The great opportunity to be found in the Derrida-Habermas relationship—the opportunity of Heideggerian-Habermasian interreading unavailable to Habermas—is not basically deconstructive, neither as (1) a detailed matter of the deconstruction of Habermas’ views on Heideggerian themes; nor (2) in terms of elaboration of kinships between deconstruction and the sense of critique belonging to Critical Theory. Rather, the great opportunity awaits in taking to heart both ways of thinking as, I would argue, two registers of Appropriative thinking intent to (now greatly oversimplifying) critically enable insightfulness and constructiveness in future-oriented openness, one with profound inwordness (attuned to a futurity unforseeable), one with profound outwordness (attuned to forseeable cosmopoly).
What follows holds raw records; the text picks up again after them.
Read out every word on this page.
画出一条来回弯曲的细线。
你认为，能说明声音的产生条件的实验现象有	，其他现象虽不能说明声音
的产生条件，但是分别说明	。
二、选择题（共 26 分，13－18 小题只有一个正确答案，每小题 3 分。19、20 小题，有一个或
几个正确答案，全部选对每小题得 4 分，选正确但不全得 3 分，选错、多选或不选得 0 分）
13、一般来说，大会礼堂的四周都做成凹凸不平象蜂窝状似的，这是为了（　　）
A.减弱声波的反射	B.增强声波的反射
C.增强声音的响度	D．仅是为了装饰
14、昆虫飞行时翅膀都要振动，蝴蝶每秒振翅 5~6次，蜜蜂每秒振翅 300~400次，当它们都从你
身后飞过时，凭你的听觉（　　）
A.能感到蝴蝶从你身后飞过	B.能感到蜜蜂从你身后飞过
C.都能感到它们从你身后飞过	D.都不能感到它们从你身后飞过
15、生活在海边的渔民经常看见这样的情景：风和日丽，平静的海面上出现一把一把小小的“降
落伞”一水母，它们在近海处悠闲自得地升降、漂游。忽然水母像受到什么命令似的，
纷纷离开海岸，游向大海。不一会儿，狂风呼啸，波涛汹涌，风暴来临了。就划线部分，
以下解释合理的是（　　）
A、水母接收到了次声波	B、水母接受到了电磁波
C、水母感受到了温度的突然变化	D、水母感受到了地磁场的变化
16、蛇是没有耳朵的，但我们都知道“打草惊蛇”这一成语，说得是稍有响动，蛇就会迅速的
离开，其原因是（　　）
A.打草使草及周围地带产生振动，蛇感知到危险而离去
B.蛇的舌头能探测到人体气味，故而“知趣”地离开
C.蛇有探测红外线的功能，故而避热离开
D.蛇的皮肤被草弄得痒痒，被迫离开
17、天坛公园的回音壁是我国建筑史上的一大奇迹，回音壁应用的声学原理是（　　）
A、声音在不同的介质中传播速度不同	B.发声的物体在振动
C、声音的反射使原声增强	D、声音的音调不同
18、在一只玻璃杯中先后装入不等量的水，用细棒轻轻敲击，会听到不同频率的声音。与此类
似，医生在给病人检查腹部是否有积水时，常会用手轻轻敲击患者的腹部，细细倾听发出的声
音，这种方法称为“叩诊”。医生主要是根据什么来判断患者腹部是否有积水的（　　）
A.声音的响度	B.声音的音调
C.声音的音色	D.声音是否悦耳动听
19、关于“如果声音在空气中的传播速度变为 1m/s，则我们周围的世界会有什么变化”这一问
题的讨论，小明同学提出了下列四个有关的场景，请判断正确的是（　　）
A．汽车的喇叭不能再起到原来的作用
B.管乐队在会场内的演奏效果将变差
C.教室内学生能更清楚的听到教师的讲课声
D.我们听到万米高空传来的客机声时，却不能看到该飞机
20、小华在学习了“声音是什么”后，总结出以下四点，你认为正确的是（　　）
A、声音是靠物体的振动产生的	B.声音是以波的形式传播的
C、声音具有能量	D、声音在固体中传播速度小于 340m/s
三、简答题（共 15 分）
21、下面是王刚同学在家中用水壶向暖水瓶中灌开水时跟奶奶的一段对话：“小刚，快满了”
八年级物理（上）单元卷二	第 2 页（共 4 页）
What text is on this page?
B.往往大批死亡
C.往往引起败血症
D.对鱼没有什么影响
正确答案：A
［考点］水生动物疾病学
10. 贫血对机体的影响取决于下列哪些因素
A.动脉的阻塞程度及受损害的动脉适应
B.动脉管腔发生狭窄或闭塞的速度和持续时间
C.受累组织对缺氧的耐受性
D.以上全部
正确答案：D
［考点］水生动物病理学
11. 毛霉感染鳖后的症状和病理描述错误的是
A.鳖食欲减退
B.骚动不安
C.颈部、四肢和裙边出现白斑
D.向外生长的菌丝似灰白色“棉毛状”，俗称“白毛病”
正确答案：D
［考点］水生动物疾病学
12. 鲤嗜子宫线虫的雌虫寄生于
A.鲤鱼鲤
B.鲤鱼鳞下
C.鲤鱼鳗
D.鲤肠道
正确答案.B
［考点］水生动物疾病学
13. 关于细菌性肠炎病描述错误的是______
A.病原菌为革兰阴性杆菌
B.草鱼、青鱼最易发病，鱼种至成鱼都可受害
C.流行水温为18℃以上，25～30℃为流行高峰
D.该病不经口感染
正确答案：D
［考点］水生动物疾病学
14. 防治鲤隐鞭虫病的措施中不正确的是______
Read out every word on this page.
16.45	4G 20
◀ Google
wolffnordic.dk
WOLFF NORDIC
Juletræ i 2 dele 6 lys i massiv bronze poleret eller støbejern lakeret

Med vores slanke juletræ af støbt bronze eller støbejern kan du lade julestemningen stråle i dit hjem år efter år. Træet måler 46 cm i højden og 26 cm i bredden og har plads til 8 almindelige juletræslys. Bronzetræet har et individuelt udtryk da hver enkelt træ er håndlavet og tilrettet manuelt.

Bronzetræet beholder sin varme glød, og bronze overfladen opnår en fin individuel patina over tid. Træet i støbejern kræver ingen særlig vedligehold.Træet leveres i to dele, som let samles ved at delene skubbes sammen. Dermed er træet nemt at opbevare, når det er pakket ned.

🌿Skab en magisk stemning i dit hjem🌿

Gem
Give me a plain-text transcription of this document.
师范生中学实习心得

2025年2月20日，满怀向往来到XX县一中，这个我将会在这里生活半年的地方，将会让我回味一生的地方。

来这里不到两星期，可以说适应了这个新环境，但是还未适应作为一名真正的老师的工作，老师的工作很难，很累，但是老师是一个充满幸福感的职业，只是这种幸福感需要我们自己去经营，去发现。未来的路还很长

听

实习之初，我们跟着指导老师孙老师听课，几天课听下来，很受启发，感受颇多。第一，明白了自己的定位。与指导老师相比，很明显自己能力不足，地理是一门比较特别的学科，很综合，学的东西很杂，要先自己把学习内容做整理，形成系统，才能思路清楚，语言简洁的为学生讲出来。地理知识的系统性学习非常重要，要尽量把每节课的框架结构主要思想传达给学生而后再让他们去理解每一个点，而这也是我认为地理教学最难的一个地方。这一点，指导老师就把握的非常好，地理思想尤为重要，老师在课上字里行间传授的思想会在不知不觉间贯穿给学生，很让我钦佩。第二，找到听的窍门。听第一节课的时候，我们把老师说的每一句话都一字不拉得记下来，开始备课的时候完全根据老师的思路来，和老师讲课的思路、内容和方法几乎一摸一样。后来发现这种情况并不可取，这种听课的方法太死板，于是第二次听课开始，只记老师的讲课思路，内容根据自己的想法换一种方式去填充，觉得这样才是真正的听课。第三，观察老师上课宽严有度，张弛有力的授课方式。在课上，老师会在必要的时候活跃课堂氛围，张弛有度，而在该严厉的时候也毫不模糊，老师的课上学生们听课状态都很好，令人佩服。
After all, in one school of Heideggerian reading in the U.S., Heidegger is read as a pragmatist! (Dreyfus and students—but also, independently, there’s the come-lately Rorty who interfaces Heidegger and Dewey. Habermas, by the way, got his lifeworldly notion of “the Background” from Dreyfus). I know that Heidegger and Habermas can be read as primordial complements, because I’ve been doing it constructively for years!